Posttraumatic stress disorder (PTSD) is recurring, intrusive recollections of an overwhelming traumatic event; recollections last > 1 mo and begin within 6 mo of the event. The pathophysiology of the disorder is incompletely understood. Symptoms also include avoidance of stimuli associated with the traumatic event, nightmares, and flashbacks. Diagnosis is based on history. Treatment consists of exposure therapy and drug therapy.
When terrible things happen, many people are lastingly affected; in some, the effects are so persistent and severe that they are debilitating and constitute a disorder. Generally, events likely to evoke PTSD are those that invoke feelings of fear, helplessness, or horror. These events may be experienced directly (eg, as a serious injury or the threat of death) or indirectly (eg, witnessing others being seriously injured, killed, or threatened with death; learning of events that occurred to close family members or friends). Combat, sexual assault, and natural or man-made disasters are common causes of PTSD.
Lifetime prevalence approaches 9%, with a 12-mo prevalence of about 4%.
Symptoms and Signs
Most commonly, patients have frequent, unwanted memories replaying the triggering event. Nightmares of the event are common.

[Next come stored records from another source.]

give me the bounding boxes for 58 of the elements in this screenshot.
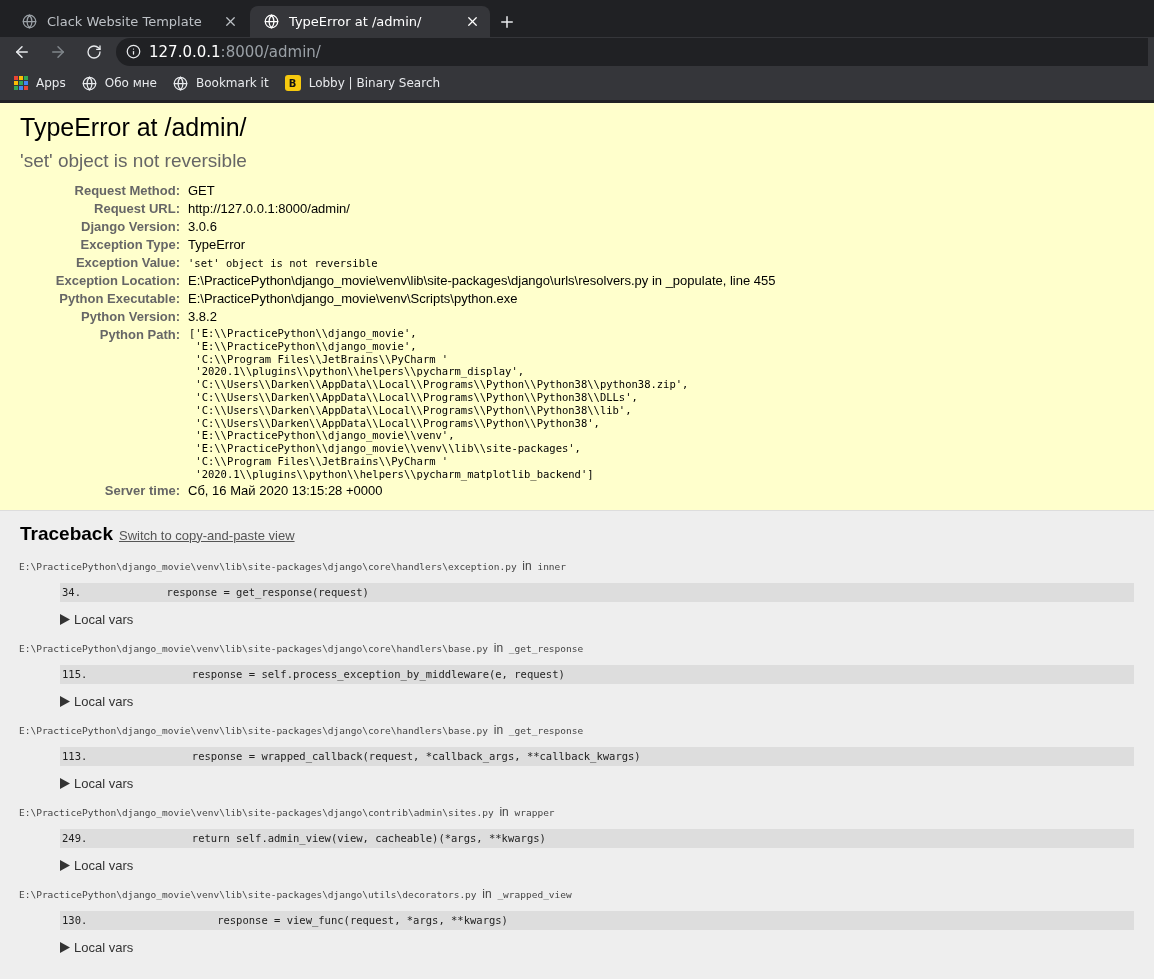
right-triangle-icon bbox=[60, 859, 70, 871]
meta-value: TypeError bbox=[188, 236, 247, 254]
right-triangle-icon bbox=[60, 941, 70, 953]
right-triangle-icon bbox=[60, 613, 70, 625]
local-vars-toggle[interactable]: Local vars bbox=[60, 775, 134, 791]
meta-label: Python Path: bbox=[98, 326, 181, 344]
right-triangle-icon bbox=[60, 695, 70, 707]
meta-value: http://127.0.0.1:8000/admin/ bbox=[188, 200, 351, 218]
address-path: :8000/admin/ bbox=[220, 42, 321, 61]
meta-value: GET bbox=[188, 182, 216, 200]
error-title: TypeError at /admin/ bbox=[20, 113, 248, 142]
address-bar[interactable]: 127.0.0.1:8000/admin/ bbox=[116, 37, 1148, 66]
info-icon bbox=[126, 44, 141, 59]
address-host: 127.0.0.1 bbox=[149, 42, 221, 61]
right-triangle-icon bbox=[60, 777, 70, 789]
meta-value: 'set' object is not reversible bbox=[188, 255, 379, 271]
switch-view-link[interactable]: Switch to copy-and-paste view bbox=[118, 527, 295, 543]
globe-icon bbox=[264, 14, 279, 29]
globe-icon bbox=[22, 14, 37, 29]
frame-location: E:\PracticePython\django_movie\venv\lib\site-packages\django\core\handlers\exception.py in inner bbox=[19, 558, 568, 573]
meta-label: Request URL: bbox=[20, 200, 188, 218]
python-path-value: ['E:\\PracticePython\\django_movie', 'E:\\PracticePython\\django_movie', 'C:\\Program Files\\JetBrains\\PyCharm ' '2020.1\\plugins\\python\\helpers\\pycharm_display', 'C:\\Users\\Darken\\AppData\\Local\\Programs\\Python\\Python38\\python38.zip', 'C:\\Users\\Darken\\AppData\\Local\\Programs\\Python\\Python38\\DLLs', 'C:\\Users\\Darken\\AppData\\Local\\Programs\\Python\\Python38\\lib', 'C:\\Users\\Darken\\AppData\\Local\\Programs\\Python\\Python38', 'E:\\PracticePython\\django_movie\\venv', 'E:\\PracticePython\\django_movie\\venv\\lib\\site-packages', 'C:\\Program Files\\JetBrains\\PyCharm ' '2020.1\\plugins\\python\\helpers\\pycharm_matplotlib_backend'] bbox=[189, 327, 690, 481]
browser-tab[interactable]: TypeError at /admin/ bbox=[250, 6, 490, 37]
frame-location: E:\PracticePython\django_movie\venv\lib\site-packages\django\contrib\admin\sites.py in wrapper bbox=[19, 804, 556, 819]
globe-icon bbox=[81, 75, 97, 91]
meta-value: E:\PracticePython\django_movie\venv\Scripts\python.exe bbox=[188, 290, 519, 308]
frame-location: E:\PracticePython\django_movie\venv\lib\site-packages\django\core\handlers\base.py in _get_response bbox=[19, 722, 585, 737]
browser-tab[interactable]: Clack Website Template bbox=[8, 6, 248, 37]
meta-value: E:\PracticePython\django_movie\venv\lib\site-packages\django\urls\resolvers.py in _populate, line 455 bbox=[188, 272, 776, 290]
bookmark[interactable]: Apps bbox=[14, 76, 66, 90]
meta-value: Сб, 16 Май 2020 13:15:28 +0000 bbox=[188, 481, 384, 500]
bookmark[interactable]: B Lobby | Binary Search bbox=[284, 75, 441, 91]
frame-location: E:\PracticePython\django_movie\venv\lib\site-packages\django\core\handlers\base.py in _get_response bbox=[19, 640, 585, 655]
local-vars-toggle[interactable]: Local vars bbox=[60, 939, 134, 955]
bookmark[interactable]: Обо мне bbox=[81, 75, 157, 91]
meta-label: Exception Value: bbox=[74, 254, 181, 272]
meta-label: Python Executable: bbox=[58, 290, 181, 308]
reload-icon bbox=[86, 43, 102, 60]
meta-label: Exception Location: bbox=[54, 272, 181, 290]
site-logo-icon: B bbox=[284, 75, 301, 91]
local-vars-toggle[interactable]: Local vars bbox=[60, 693, 134, 709]
meta-label: Exception Type: bbox=[20, 236, 188, 254]
apps-grid-icon bbox=[14, 76, 28, 90]
meta-value: 3.0.6 bbox=[188, 218, 218, 236]
meta-label: Python Version: bbox=[20, 308, 188, 326]
bookmark[interactable]: Bookmark it bbox=[173, 75, 269, 91]
error-message: 'set' object is not reversible bbox=[20, 150, 248, 172]
meta-label: Request Method: bbox=[20, 182, 188, 200]
local-vars-toggle[interactable]: Local vars bbox=[60, 857, 134, 873]
meta-value: 3.8.2 bbox=[188, 308, 218, 326]
meta-label: Server time: bbox=[20, 481, 188, 500]
frame-location: E:\PracticePython\django_movie\venv\lib\site-packages\django\utils\decorators.py in _wrapped_view bbox=[19, 886, 573, 901]
globe-icon bbox=[173, 75, 188, 91]
local-vars-toggle[interactable]: Local vars bbox=[60, 611, 134, 627]
meta-label: Django Version: bbox=[20, 218, 188, 236]
traceback-title: Traceback bbox=[20, 522, 113, 545]
close-icon[interactable] bbox=[465, 14, 480, 29]
close-icon[interactable] bbox=[223, 14, 238, 29]
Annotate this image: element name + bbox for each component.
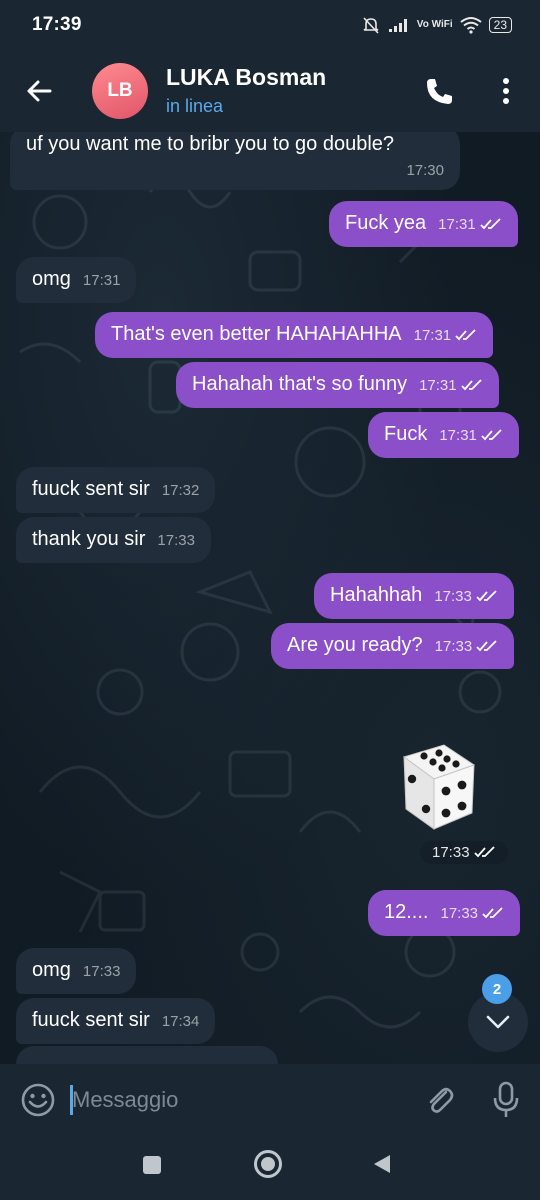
phone-icon[interactable] — [423, 76, 455, 108]
message-text: omg — [32, 268, 71, 290]
message-time: 17:33 — [434, 588, 472, 605]
message-text: fuuck sent sir — [32, 478, 150, 500]
message-outgoing[interactable]: Fuck 17:31 — [368, 412, 519, 458]
dice-message-time: 17:33 — [420, 841, 508, 864]
message-time: 17:33 — [440, 905, 479, 922]
wifi-icon — [460, 17, 482, 34]
message-outgoing[interactable]: Hahahhah 17:33 — [314, 573, 514, 619]
message-text: Are you ready? — [287, 634, 423, 656]
attach-icon[interactable] — [422, 1082, 458, 1118]
signal-icon — [388, 19, 407, 32]
message-text: thank you sir — [32, 528, 146, 550]
message-text: That's even better HAHAHAHHA — [111, 323, 402, 345]
read-ticks-icon — [482, 907, 503, 919]
message-outgoing[interactable]: Fuck yea 17:31 — [329, 201, 518, 247]
read-ticks-icon — [473, 846, 495, 858]
status-bar: 17:39 Vo WiFi 23 — [0, 0, 540, 50]
message-outgoing[interactable]: Hahahah that's so funny 17:31 — [176, 362, 499, 408]
message-time: 17:33 — [82, 963, 121, 980]
message-incoming[interactable]: omg 17:33 — [16, 948, 137, 994]
message-time: 17:31 — [419, 377, 457, 394]
message-text: fuuck sent sir — [32, 1009, 150, 1031]
mute-bell-icon — [363, 17, 379, 34]
message-time: 17:30 — [406, 162, 444, 179]
home-icon[interactable] — [254, 1150, 282, 1178]
dice-sticker[interactable] — [384, 739, 480, 835]
message-incoming[interactable]: uf you want me to bribr you to go double… — [10, 132, 460, 190]
chat-header: LB LUKA Bosman in linea — [0, 50, 540, 132]
message-time: 17:31 — [82, 272, 121, 289]
message-outgoing[interactable]: That's even better HAHAHAHHA 17:31 — [95, 312, 494, 358]
avatar[interactable]: LB — [92, 63, 148, 119]
read-ticks-icon — [460, 379, 482, 391]
message-text: Fuck yea — [345, 212, 427, 234]
message-time: 17:31 — [438, 216, 476, 233]
unread-count-badge: 2 — [482, 974, 512, 1004]
message-time: 17:34 — [161, 1013, 200, 1030]
recents-icon[interactable] — [143, 1156, 161, 1174]
read-ticks-icon — [481, 429, 502, 441]
message-text: Hahahah that's so funny — [192, 373, 408, 395]
message-incoming[interactable]: fuuck sent sir 17:32 — [16, 467, 216, 513]
message-incoming[interactable]: thank you sir 17:33 — [16, 517, 211, 563]
more-vert-icon[interactable] — [494, 74, 518, 108]
message-incoming-partial[interactable] — [16, 1046, 278, 1064]
contact-status: in linea — [166, 96, 224, 116]
emoji-icon[interactable] — [20, 1082, 56, 1118]
system-nav-bar — [0, 1136, 540, 1200]
read-ticks-icon — [476, 590, 497, 602]
status-time: 17:39 — [32, 14, 82, 35]
microphone-icon[interactable] — [490, 1080, 522, 1120]
battery-icon: 23 — [488, 17, 512, 33]
message-incoming[interactable]: fuuck sent sir 17:34 — [16, 998, 216, 1044]
message-outgoing[interactable]: Are you ready? 17:33 — [271, 623, 515, 669]
chevron-down-icon — [486, 1015, 510, 1029]
vowifi-icon: Vo WiFi — [416, 19, 453, 30]
message-incoming[interactable]: omg 17:31 — [16, 257, 137, 303]
status-icons: Vo WiFi 23 — [361, 15, 512, 35]
read-ticks-icon — [476, 640, 497, 652]
back-arrow-icon[interactable] — [22, 74, 56, 108]
chat-area[interactable]: uf you want me to bribr you to go double… — [0, 132, 540, 1064]
back-icon[interactable] — [372, 1153, 392, 1175]
message-time: 17:33 — [434, 638, 473, 655]
message-time: 17:31 — [439, 427, 477, 444]
message-composer — [0, 1064, 540, 1136]
message-time: 17:33 — [157, 532, 195, 549]
message-text: uf you want me to bribr you to go double… — [26, 133, 395, 155]
message-text: omg — [32, 959, 71, 981]
message-time: 17:32 — [161, 482, 200, 499]
read-ticks-icon — [455, 329, 476, 341]
message-input[interactable] — [72, 1078, 402, 1122]
message-time: 17:31 — [413, 327, 452, 344]
message-text: Hahahhah — [330, 584, 423, 606]
message-outgoing[interactable]: 12.... 17:33 — [368, 890, 521, 936]
message-text: Fuck — [384, 423, 428, 445]
contact-name[interactable]: LUKA Bosman — [166, 64, 326, 91]
message-text: 12.... — [384, 901, 429, 923]
read-ticks-icon — [480, 218, 501, 230]
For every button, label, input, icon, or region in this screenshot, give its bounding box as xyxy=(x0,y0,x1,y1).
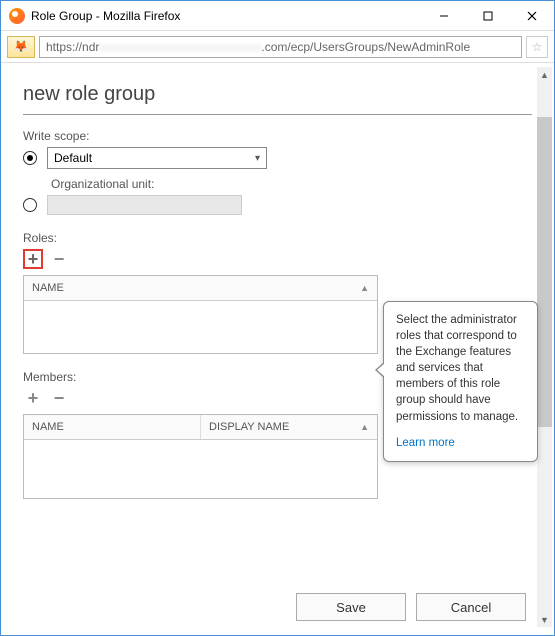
members-col-display[interactable]: DISPLAY NAME ▲ xyxy=(201,415,377,439)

Much rarer are transient waking dissociative states in which events are relived as if happening (flashback), sometimes causing patients to react as if in the original situation (eg, loud noises such as fireworks might trigger a flashback of being in combat, which in turn might cause patients to seek shelter or prostrate themselves on the ground for protection).
Patients avoid stimuli associated with the trauma and often feel emotionally numb and disinterested in daily activities.
Sometimes symptoms represent a continuation of acute stress disorder (see Acute Stress Disorder), or they may occur separately, beginning up to 6 mo after the trauma. Sometimes full expression of symptoms is delayed, occurring many months or even years after the traumatic event.
Depression, other anxiety disorders, and substance abuse are common among patients with chronic PTSD.
In addition to trauma-specific anxiety, patients may experience guilt because of their actions during the event or because they survived when others did not.
Diagnosis is clinical based on criteria in the Diagnostic and Statistical Manual of Mental Disorders, Fifth Edition (DSM-5).
To meet the criteria for diagnosis, patients must have been exposed directly or indirectly to a traumatic event and have symptoms from each of the following categories for a period ≥ 1 mo.
Intrusion symptoms (≥ 1 of the following):
Avoidance symptoms (≥ 1 of the following):
Negative effects on cognition and mood (≥ 2 of the following):
Altered arousal and reactivity (≥ 2 of the following):
In addition, manifestations must cause significant distress or significantly impair social or occupational functioning and not be attributable to the physiologic effects of a substance or another medical disorder.
If untreated, chronic PTSD often diminishes in severity without disappearing, but some people remain severely impaired.
The primary form of psychotherapy used, exposure therapy (see Exposure therapy), involves exposure to situations that the person avoids because they may trigger recollections of the trauma. Repeated exposure in fantasy to the traumatic experience itself usually lessens distress after some initial increase in discomfort.
Eye movement desensitization and reprocessing (EMDR) is a form of exposure therapy. For this therapy, patients are asked to follow the therapist's moving finger while they imagine being exposed to the trauma.
Stopping certain ritual behaviors, such as excessive washing to feel clean after a sexual assault, also helps.
Drug therapy, particularly with SSRIs (see Selective serotonin reuptake inhibitors (SSRIs)), is effective. Prazosin appears helpful in reducing nightmares. Mood stabilizers and atypical antipsychotics are sometimes prescribed, but support for their use is scant.
Because the anxiety is often intense, supportive psychotherapy plays an important role. Therapists must be openly empathic and sympathetic, recognizing and acknowledging patients' mental pain and the reality of the traumatic events. Therapists must also encourage patients to face the memories through desensitizing exposure and learning techniques to control anxiety. For survivor guilt, psychotherapy aimed at helping patients understand and modify their self-critical and punitive attitudes may be helpful.